Jesucristo no dice “lo políticamente correcto”. Él tiene que decir siempre la verdad. Todo el Evangelio es Palabra de Dios y, por tanto es “el Camino, la Verdad y la Vida”; y el Señor ni puede desviarnos del camino, ni mentirnos, ni apartarnos de lo que da la Vida.

Y la verdad es esta: que toda paternidad en la tierra ha sido dada por Dios, luego debemos amar aún más al que ha dado el poder de engendrar y de amar en la tierra; y ese es nuestro Padre Dios.

Una primera observación: si esto dice el Señor, si hemos de quererle más a Él que lo que constituye ciertamente nuestros amores más grandes en la tierra -padres, hijos-, lo que queda claro es, por tanto, que no debe de haber nada en la tierra que se anteponga en la escala del amor, a Dios. Ni el trabajo, ni la diversión, ni la ambición, ni el dinero, ni la salud, ni, mucho menos, las cosas que son pecado.
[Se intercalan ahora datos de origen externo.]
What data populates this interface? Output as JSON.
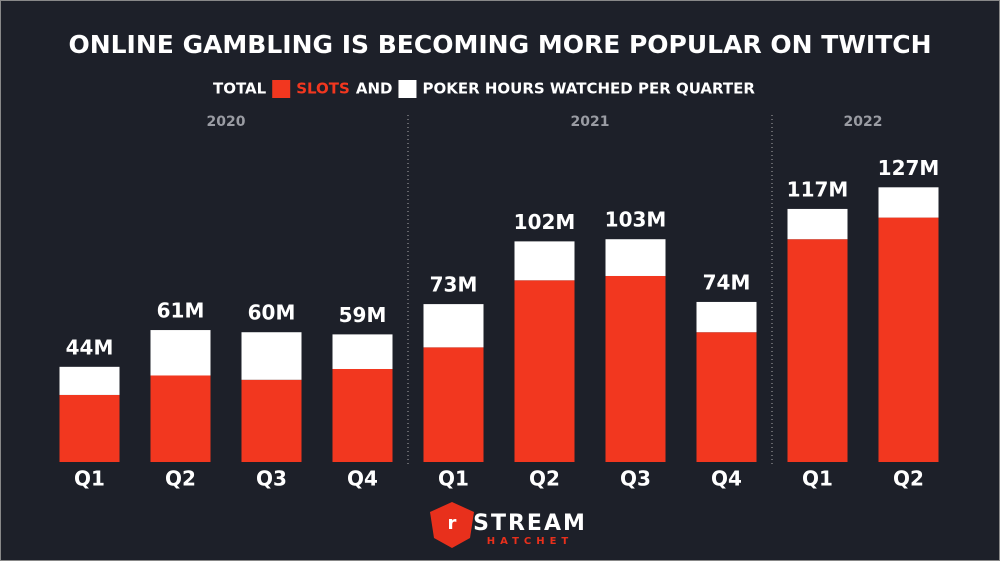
{
  "chart_data": {
    "type": "bar",
    "stacked": true,
    "title": "ONLINE GAMBLING IS BECOMING MORE POPULAR ON TWITCH",
    "legend_text": [
      "TOTAL",
      "AND"
    ],
    "groups": [
      {
        "name": "2020",
        "categories": [
          "Q1",
          "Q2",
          "Q3",
          "Q4"
        ]
      },
      {
        "name": "2021",
        "categories": [
          "Q1",
          "Q2",
          "Q3",
          "Q4"
        ]
      },
      {
        "name": "2022",
        "categories": [
          "Q1",
          "Q2"
        ]
      }
    ],
    "series": [
      {
        "name": "SLOTS",
        "color": "#f2371f",
        "values": [
          31,
          40,
          38,
          43,
          53,
          84,
          86,
          60,
          103,
          113
        ]
      },
      {
        "name": "POKER HOURS WATCHED PER QUARTER",
        "color": "#ffffff",
        "values": [
          13,
          21,
          22,
          16,
          20,
          18,
          17,
          14,
          14,
          14
        ]
      }
    ],
    "totals": {
      "values": [
        44,
        61,
        60,
        59,
        73,
        102,
        103,
        74,
        117,
        127
      ],
      "value_labels": [
        "44M",
        "61M",
        "60M",
        "59M",
        "73M",
        "102M",
        "103M",
        "74M",
        "117M",
        "127M"
      ]
    },
    "ylim": [
      0,
      135
    ],
    "brand": {
      "name": "STREAM",
      "tagline": "HATCHET"
    }
  }
}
Lo segundo que quizá podemos hacernos es esta pregunta: si a los padres, a la esposa o al esposo, a los hijos, se les quiere tanto, con tanta fuerza, tanto que se estaría dispuesto a dar la vida “por sus seres queridos”, o como explicaba el otro día Benedicto XVI, tanto se quiere a un hijo que una madre le dice a su pequeño “te comería”; si esto es así, ¿cómo debe de ser de grande nuestro amor a Dios? Él nos está diciendo que debemos de quererle más que “al padre, a la madre, al hijo”, ¿tenemos la impresión de que nuestro amor a Dios es así? Mejor dicho ¿es más grande aún que ese amor familiar? ¿me lo comería?; o como le dice un enamorado a su amor, ¿eres mi rey, mi vida, eres mi todo?
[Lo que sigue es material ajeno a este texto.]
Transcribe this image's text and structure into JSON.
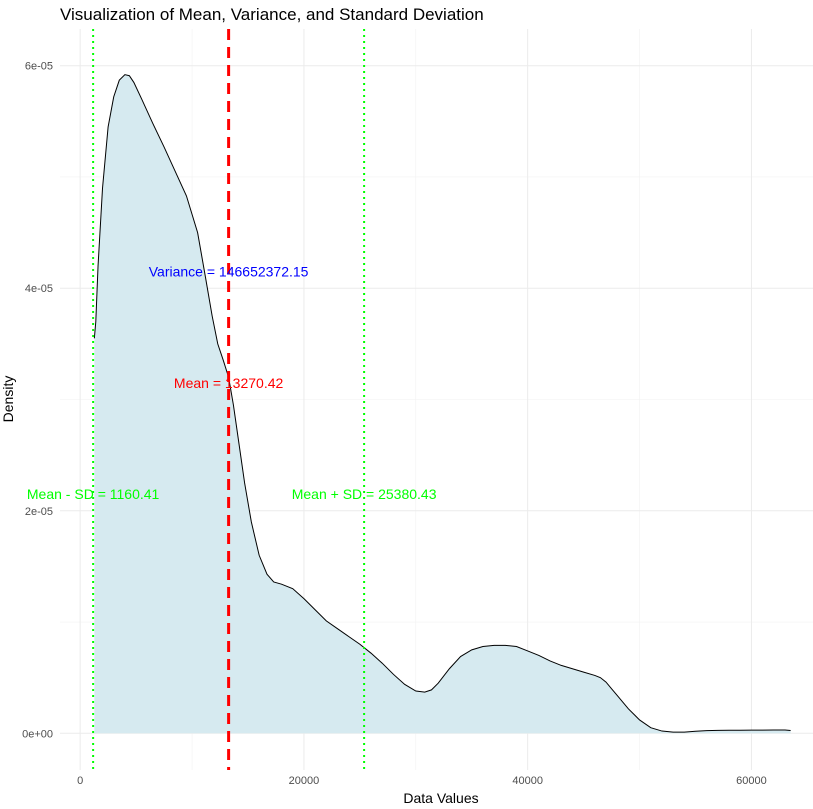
{
  "chart_data": {
    "type": "area",
    "title": "Visualization of Mean, Variance, and Standard Deviation",
    "xlabel": "Data Values",
    "ylabel": "Density",
    "xlim": [
      -1800,
      65500
    ],
    "ylim": [
      -3.3e-06,
      6.33e-05
    ],
    "x_ticks": [
      {
        "value": 0,
        "label": "0"
      },
      {
        "value": 20000,
        "label": "20000"
      },
      {
        "value": 40000,
        "label": "40000"
      },
      {
        "value": 60000,
        "label": "60000"
      }
    ],
    "y_ticks": [
      {
        "value": 0,
        "label": "0e+00"
      },
      {
        "value": 2e-05,
        "label": "2e-05"
      },
      {
        "value": 4e-05,
        "label": "4e-05"
      },
      {
        "value": 6e-05,
        "label": "6e-05"
      }
    ],
    "grid": true,
    "fill_color": "#d6eaf0",
    "line_color": "#000000",
    "series": [
      {
        "x": [
          1270,
          1400,
          1600,
          2000,
          2500,
          3000,
          3500,
          4000,
          4400,
          4800,
          5500,
          6500,
          7500,
          8500,
          9500,
          10500,
          11200,
          11800,
          12300,
          12800,
          13270,
          13700,
          14200,
          14700,
          15300,
          16000,
          16700,
          17300,
          18000,
          19000,
          20000,
          21000,
          22000,
          23000,
          24000,
          25000,
          26000,
          27000,
          28000,
          29000,
          30000,
          30800,
          31400,
          32000,
          33000,
          34000,
          35000,
          36000,
          37000,
          38000,
          39000,
          40000,
          41000,
          42000,
          43000,
          44000,
          45000,
          46000,
          46500,
          47000,
          47500,
          48000,
          49000,
          50000,
          51000,
          52000,
          53000,
          54000,
          55000,
          56000,
          57000,
          58000,
          59000,
          60000,
          61000,
          62000,
          63000,
          63500
        ],
        "y": [
          3.55e-05,
          3.7e-05,
          4.2e-05,
          4.9e-05,
          5.45e-05,
          5.72e-05,
          5.87e-05,
          5.92e-05,
          5.91e-05,
          5.85e-05,
          5.7e-05,
          5.48e-05,
          5.27e-05,
          5.05e-05,
          4.83e-05,
          4.5e-05,
          4.1e-05,
          3.75e-05,
          3.5e-05,
          3.35e-05,
          3.2e-05,
          2.95e-05,
          2.6e-05,
          2.25e-05,
          1.9e-05,
          1.6e-05,
          1.43e-05,
          1.36e-05,
          1.34e-05,
          1.3e-05,
          1.21e-05,
          1.11e-05,
          1.01e-05,
          9.4e-06,
          8.7e-06,
          8e-06,
          7.2e-06,
          6.3e-06,
          5.3e-06,
          4.4e-06,
          3.8e-06,
          3.7e-06,
          3.9e-06,
          4.5e-06,
          5.8e-06,
          6.9e-06,
          7.5e-06,
          7.8e-06,
          7.9e-06,
          7.9e-06,
          7.8e-06,
          7.4e-06,
          7e-06,
          6.5e-06,
          6.1e-06,
          5.8e-06,
          5.5e-06,
          5.2e-06,
          5e-06,
          4.6e-06,
          4e-06,
          3.4e-06,
          2.2e-06,
          1.2e-06,
          5e-07,
          2e-07,
          1e-07,
          1e-07,
          1.8e-07,
          2.4e-07,
          2.6e-07,
          2.7e-07,
          2.7e-07,
          2.8e-07,
          2.8e-07,
          2.9e-07,
          3e-07,
          2.5e-07
        ]
      }
    ],
    "vlines": [
      {
        "name": "mean-line",
        "x": 13270.42,
        "color": "#ff0000",
        "style": "dashed"
      },
      {
        "name": "mean-minus-sd-line",
        "x": 1160.41,
        "color": "#00ff00",
        "style": "dotted"
      },
      {
        "name": "mean-plus-sd-line",
        "x": 25380.43,
        "color": "#00ff00",
        "style": "dotted"
      }
    ],
    "annotations": [
      {
        "name": "variance-label",
        "text": "Variance = 146652372.15",
        "x": 13270.42,
        "y": 4.15e-05,
        "color": "#0000ff"
      },
      {
        "name": "mean-label",
        "text": "Mean = 13270.42",
        "x": 13270.42,
        "y": 3.15e-05,
        "color": "#ff0000"
      },
      {
        "name": "mean-minus-sd-label",
        "text": "Mean - SD = 1160.41",
        "x": 1160.41,
        "y": 2.15e-05,
        "color": "#00ff00"
      },
      {
        "name": "mean-plus-sd-label",
        "text": "Mean + SD = 25380.43",
        "x": 25380.43,
        "y": 2.15e-05,
        "color": "#00ff00"
      }
    ]
  }
}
Ciertamente el modo de medir el amor es difícil. Es difícil pero hay siempre una medida que fácilmente nos sirve para medir hasta dónde llega el hombre en el amor a Dios. Por ejemplo: ¿estoy pronto en las cosas que a Él se refieren, en el ofrecimiento de obras? ¿acudo o no a la Eucaristía (y más en este año en el que estamos, un año especialmente dedicado a Cristo en el sagrario)? ¿hablo con Él, esto es, dedico tiempo a la oración? ¿el trabajo es realizado en su presencia? cuando me doy cuenta que le he ofendido ¿el arrepentimiento de mis pecados, es con prontitud? ¿como acudo a la reconciliación…?

Y una medida de nuestro amor a Dios es siempre nuestro comportamiento precisamente con nuestros padres, con nuestros hijos, con los que constituyen el parentesco familiar. Por eso esta advertencia que nos hacía el Señor de quererle a Él más que a la familia, se complementa perfectamente, pues no podemos olvidar que, justo después de los tres primeros mandamientos de la Ley de Dios, referidos a nuestra adoración a quien es el Creador de cielos y tierra, el inmediatamente siguiente, el cuarto mandamiento, es el amor a los padres y a quienes por razón de sangre, están más cerca de nosotros.

Por tanto, no son incompatibles, ni significan aquellas palabras iniciales un desdén o menosprecio a padres o hijos, sino más bien, un baremo, un nivel que nos indica que debe de ser tan alto el amor a Dios, que “no se le ocurre otro ejemplo mejor” al Señor para que nos percatemos cuánto y cómo debemos quererle a El.